Condominiums, apartment complexes and other multi-unit dwellings often have regulations forbidding the attachment of antennas or satellite dishes to the roof or outside walls of the building. Because a satellite dish requires line-of-sight reception, such regulations may effectively prevent a condominium or apartment dweller from owning such a device. While many multi-unit dwellings have balconies providing access to the outdoors, the exposure of the balcony is not necessarily in the direction needed to receive a broadcast from a satellite. A portable floor platform for mounting the antenna is therefore not sufficient in most cases.
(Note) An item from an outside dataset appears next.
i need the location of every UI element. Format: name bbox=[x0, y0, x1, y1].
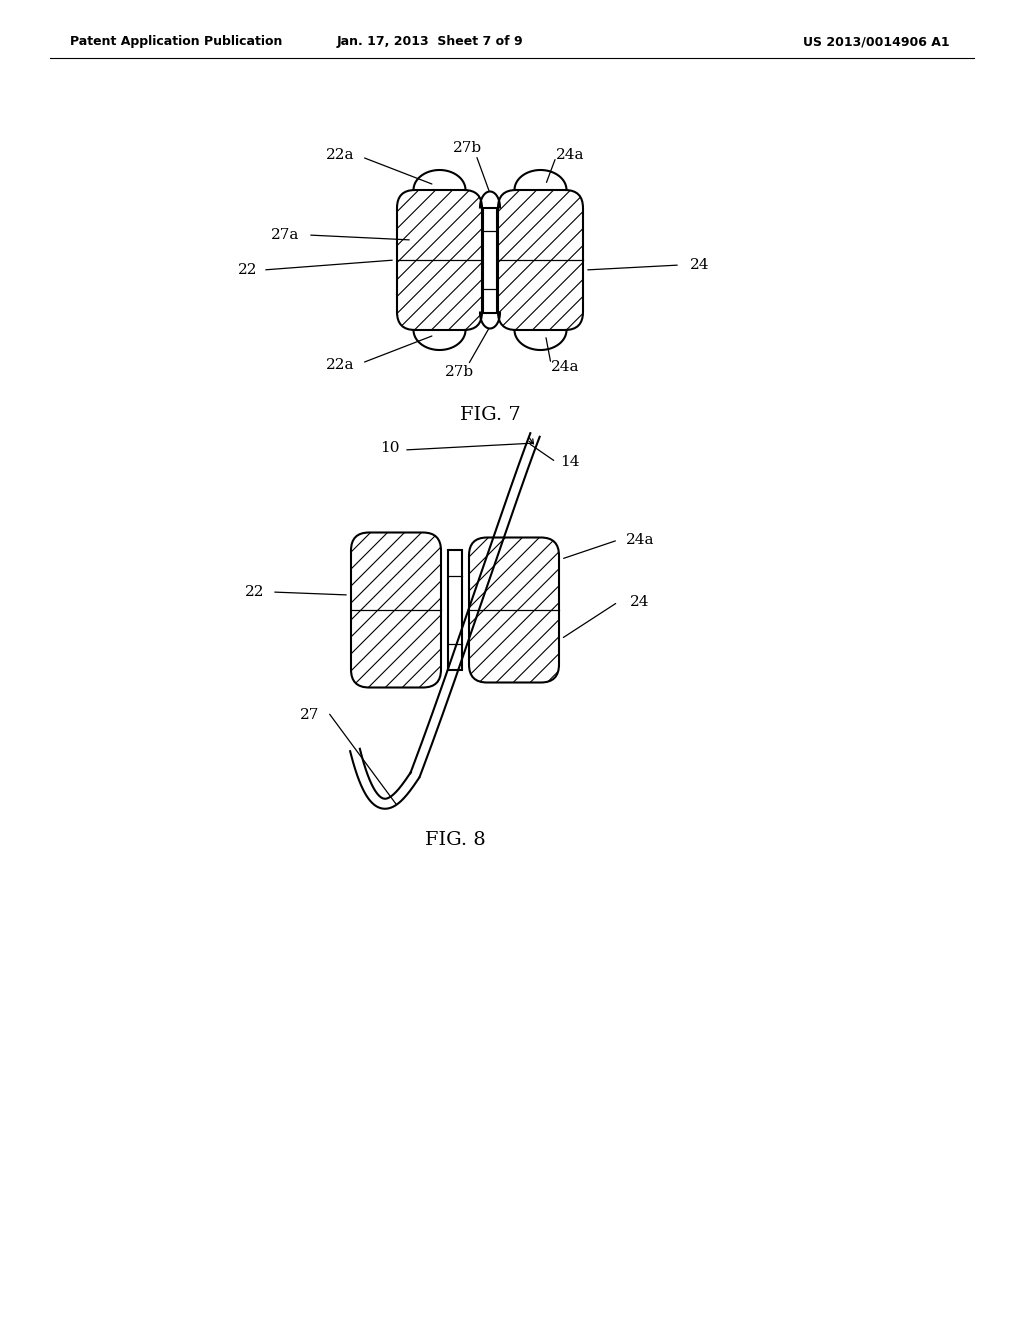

Satellite antennas must be cleaned and maintained occasionally in order to keep them in optimum working condition. The antennas must also be aimed with reasonable precision at the target satellite. Cleaning and maintaining often involves movement of the antenna for access and as a result of the cleaning or maintaining operations themselves. A satellite dish antenna may also be moved in order to protect the dish from severe weather. It is therefore important that a satellite dish antenna may be conveniently retracted and returned to the same position and re-aimed with relative ease.
Further, the elderly and disabled must be capable of retracting, extending and re-aiming the satellite dish.
Accordingly, there is a need to provide a satellite dish antenna mount that may be used in multi-unit dwellings without attachment to an exterior surface of the building, and that may be retracted, extended and re-aimed conveniently in order to permit cleaning, maintenance and protection from the weather.